Poi un giorno è arrivato quel tavolo. Truciolato rivestito in formica effetto legno. Una di quelle cose che non decidi tu, ma che succedono perché sì. Mia madre l’aveva comprato senza grandi discorsi, senza cerimonie, eppure ha cambiato tutto. Da quel momento, non ero più solo un ragazzino che guardava fuori. Ero un esploratore. Un artista, almeno nella mia testa.
Mi sedevo lì con un compasso, un pennino, e delle vaschette di colori che sembravano quasi più vivi di me. Facevo cerchi. Soffiavo i colori dentro quei contorni e prendevano vita. Un’esplosione di blu, gialli, rossi. Sembrava che il foglio sapesse più cose di me, che mi dicesse: “Dai, continua, non fermarti.”
E poi c’era la radio. Dio, la radio! Un transistor con quel suono un po’ sporco, un po’ caldo, come un abbraccio del passato. Funzionava con le pile che mio padre portava a casa dalle Ferrovie dello Stato. Erano pile vecchie, ma ancora buone. Io le adoravo.
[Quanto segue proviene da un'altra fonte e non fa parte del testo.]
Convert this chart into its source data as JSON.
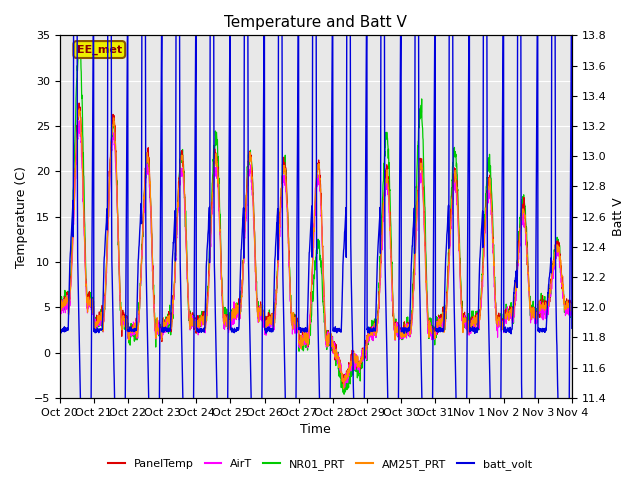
{
  "title": "Temperature and Batt V",
  "xlabel": "Time",
  "ylabel_left": "Temperature (C)",
  "ylabel_right": "Batt V",
  "ylim_left": [
    -5,
    35
  ],
  "ylim_right": [
    11.4,
    13.8
  ],
  "yticks_left": [
    -5,
    0,
    5,
    10,
    15,
    20,
    25,
    30,
    35
  ],
  "yticks_right": [
    11.4,
    11.6,
    11.8,
    12.0,
    12.2,
    12.4,
    12.6,
    12.8,
    13.0,
    13.2,
    13.4,
    13.6,
    13.8
  ],
  "xtick_labels": [
    "Oct 20",
    "Oct 21",
    "Oct 22",
    "Oct 23",
    "Oct 24",
    "Oct 25",
    "Oct 26",
    "Oct 27",
    "Oct 28",
    "Oct 29",
    "Oct 30",
    "Oct 31",
    "Nov 1",
    "Nov 2",
    "Nov 3",
    "Nov 4"
  ],
  "annotation_text": "EE_met",
  "colors": {
    "PanelTemp": "#dd0000",
    "AirT": "#ff00ff",
    "NR01_PRT": "#00cc00",
    "AM25T_PRT": "#ff8800",
    "batt_volt": "#0000dd"
  },
  "background_color": "#e8e8e8",
  "n_days": 15,
  "pts_per_day": 144
}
Mi piaceva pensare che avessero dentro una specie di energia magica, quella che dava forza ai treni e alle mie serate.
Il suono riempiva la stanza mentre i colori si allargavano sul foglio. Erano canzoni che non sapevo neanche riconoscere, ma che mi facevano sentire grande. Eppure ero solo un ragazzino di undici anni. Sognavo. Ma cosa? Non lo so, non lo ricordo bene. Forse una ragazza, quella che mi aveva detto di no al parco giochi. O forse un’altra vita, una più grande, una dove non c’era il confine della finestra.
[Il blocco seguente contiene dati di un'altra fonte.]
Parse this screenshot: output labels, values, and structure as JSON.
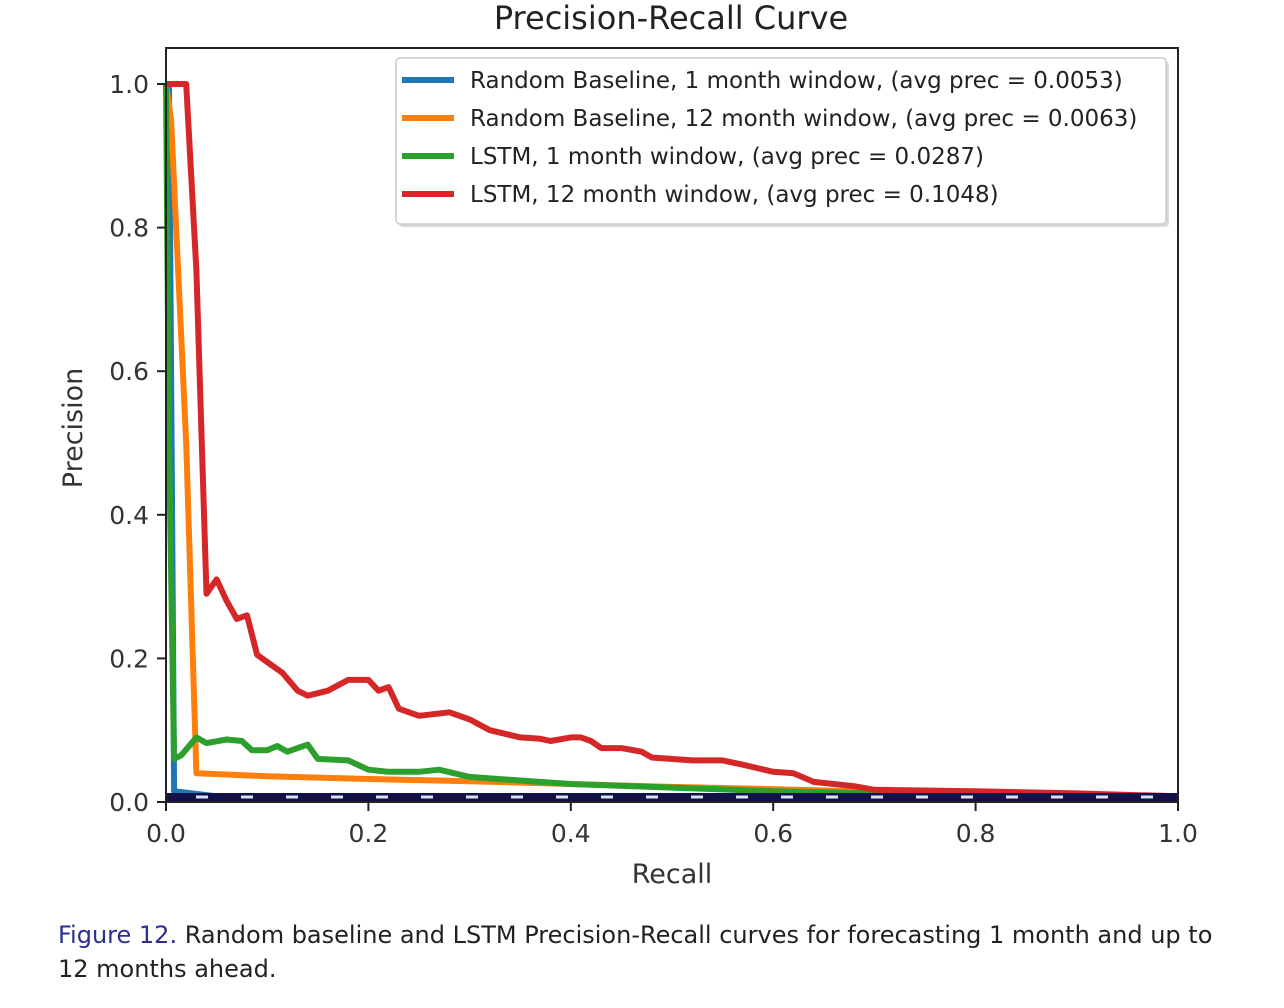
{
  "chart_data": {
    "type": "line",
    "title": "Precision-Recall Curve",
    "xlabel": "Recall",
    "ylabel": "Precision",
    "xlim": [
      0.0,
      1.0
    ],
    "ylim": [
      0.0,
      1.0
    ],
    "xticks": [
      "0.0",
      "0.2",
      "0.4",
      "0.6",
      "0.8",
      "1.0"
    ],
    "yticks": [
      "0.0",
      "0.2",
      "0.4",
      "0.6",
      "0.8",
      "1.0"
    ],
    "grid": false,
    "legend_position": "top-right",
    "baseline": {
      "style": "dashed",
      "y": 0.007
    },
    "series": [
      {
        "name": "Random Baseline, 1 month window, (avg prec = 0.0053)",
        "color": "#1f77b4",
        "points": [
          [
            0.0,
            1.0
          ],
          [
            0.003,
            1.0
          ],
          [
            0.008,
            0.015
          ],
          [
            0.05,
            0.008
          ],
          [
            1.0,
            0.005
          ]
        ]
      },
      {
        "name": "Random Baseline, 12 month window, (avg prec = 0.0063)",
        "color": "#ff7f0e",
        "points": [
          [
            0.0,
            1.0
          ],
          [
            0.005,
            0.95
          ],
          [
            0.02,
            0.5
          ],
          [
            0.03,
            0.04
          ],
          [
            0.1,
            0.036
          ],
          [
            0.2,
            0.032
          ],
          [
            0.3,
            0.029
          ],
          [
            0.4,
            0.025
          ],
          [
            0.5,
            0.021
          ],
          [
            0.6,
            0.018
          ],
          [
            0.7,
            0.014
          ],
          [
            0.8,
            0.011
          ],
          [
            0.9,
            0.009
          ],
          [
            1.0,
            0.007
          ]
        ]
      },
      {
        "name": "LSTM, 1 month window, (avg prec = 0.0287)",
        "color": "#2ca02c",
        "points": [
          [
            0.0,
            1.0
          ],
          [
            0.003,
            0.5
          ],
          [
            0.008,
            0.06
          ],
          [
            0.015,
            0.065
          ],
          [
            0.03,
            0.09
          ],
          [
            0.04,
            0.082
          ],
          [
            0.06,
            0.087
          ],
          [
            0.075,
            0.085
          ],
          [
            0.085,
            0.072
          ],
          [
            0.1,
            0.072
          ],
          [
            0.11,
            0.078
          ],
          [
            0.12,
            0.07
          ],
          [
            0.14,
            0.08
          ],
          [
            0.15,
            0.06
          ],
          [
            0.18,
            0.058
          ],
          [
            0.2,
            0.045
          ],
          [
            0.22,
            0.042
          ],
          [
            0.25,
            0.042
          ],
          [
            0.27,
            0.045
          ],
          [
            0.3,
            0.035
          ],
          [
            0.35,
            0.03
          ],
          [
            0.4,
            0.025
          ],
          [
            0.5,
            0.02
          ],
          [
            0.6,
            0.015
          ],
          [
            0.7,
            0.012
          ],
          [
            0.8,
            0.01
          ],
          [
            1.0,
            0.008
          ]
        ]
      },
      {
        "name": "LSTM, 12 month window, (avg prec = 0.1048)",
        "color": "#d62728",
        "points": [
          [
            0.0,
            1.0
          ],
          [
            0.02,
            1.0
          ],
          [
            0.03,
            0.74
          ],
          [
            0.04,
            0.29
          ],
          [
            0.05,
            0.31
          ],
          [
            0.06,
            0.28
          ],
          [
            0.07,
            0.255
          ],
          [
            0.08,
            0.26
          ],
          [
            0.09,
            0.205
          ],
          [
            0.1,
            0.195
          ],
          [
            0.115,
            0.18
          ],
          [
            0.13,
            0.155
          ],
          [
            0.14,
            0.148
          ],
          [
            0.16,
            0.155
          ],
          [
            0.18,
            0.17
          ],
          [
            0.2,
            0.17
          ],
          [
            0.21,
            0.155
          ],
          [
            0.22,
            0.16
          ],
          [
            0.23,
            0.13
          ],
          [
            0.25,
            0.12
          ],
          [
            0.28,
            0.125
          ],
          [
            0.3,
            0.115
          ],
          [
            0.32,
            0.1
          ],
          [
            0.35,
            0.09
          ],
          [
            0.37,
            0.088
          ],
          [
            0.38,
            0.085
          ],
          [
            0.4,
            0.09
          ],
          [
            0.41,
            0.09
          ],
          [
            0.42,
            0.085
          ],
          [
            0.43,
            0.075
          ],
          [
            0.45,
            0.075
          ],
          [
            0.47,
            0.07
          ],
          [
            0.48,
            0.062
          ],
          [
            0.52,
            0.058
          ],
          [
            0.55,
            0.058
          ],
          [
            0.57,
            0.052
          ],
          [
            0.6,
            0.042
          ],
          [
            0.62,
            0.04
          ],
          [
            0.64,
            0.028
          ],
          [
            0.68,
            0.022
          ],
          [
            0.7,
            0.017
          ],
          [
            0.8,
            0.015
          ],
          [
            0.9,
            0.012
          ],
          [
            1.0,
            0.008
          ]
        ]
      }
    ]
  },
  "caption": {
    "label": "Figure 12.",
    "text": " Random baseline and LSTM Precision-Recall curves for forecasting 1 month and up to 12 months ahead."
  }
}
Stavo ore lì, senza accorgermene. Il tempo si piegava, diventava piccolo e stretto. Mi sembrava di aver vissuto una vita intera quando alzavo lo sguardo e il cielo fuori era già buio. C’erano i colori, la musica, e c’ero io. Non mi serviva altro.
Ecco, ci penso adesso, dopo anni. Non era solo un tavolo, non era solo una radio, non erano solo colori. Era un modo di credere che tutto fosse possibile. Ed è strano, perché cresci e pensi che non è così. Che c’è un limite, che c’è sempre qualcosa che manca. Ma non mancava niente allora.
Erano sogni semplici, che non avevano bisogno di grandi parole o di grandi storie. Sogni che non facevano rumore, ma ti restavano addosso. Ed è per questo che oggi, mentre scrivo, cerco ancora quel ragazzino seduto al tavolo di formica. Forse non è mai andato via.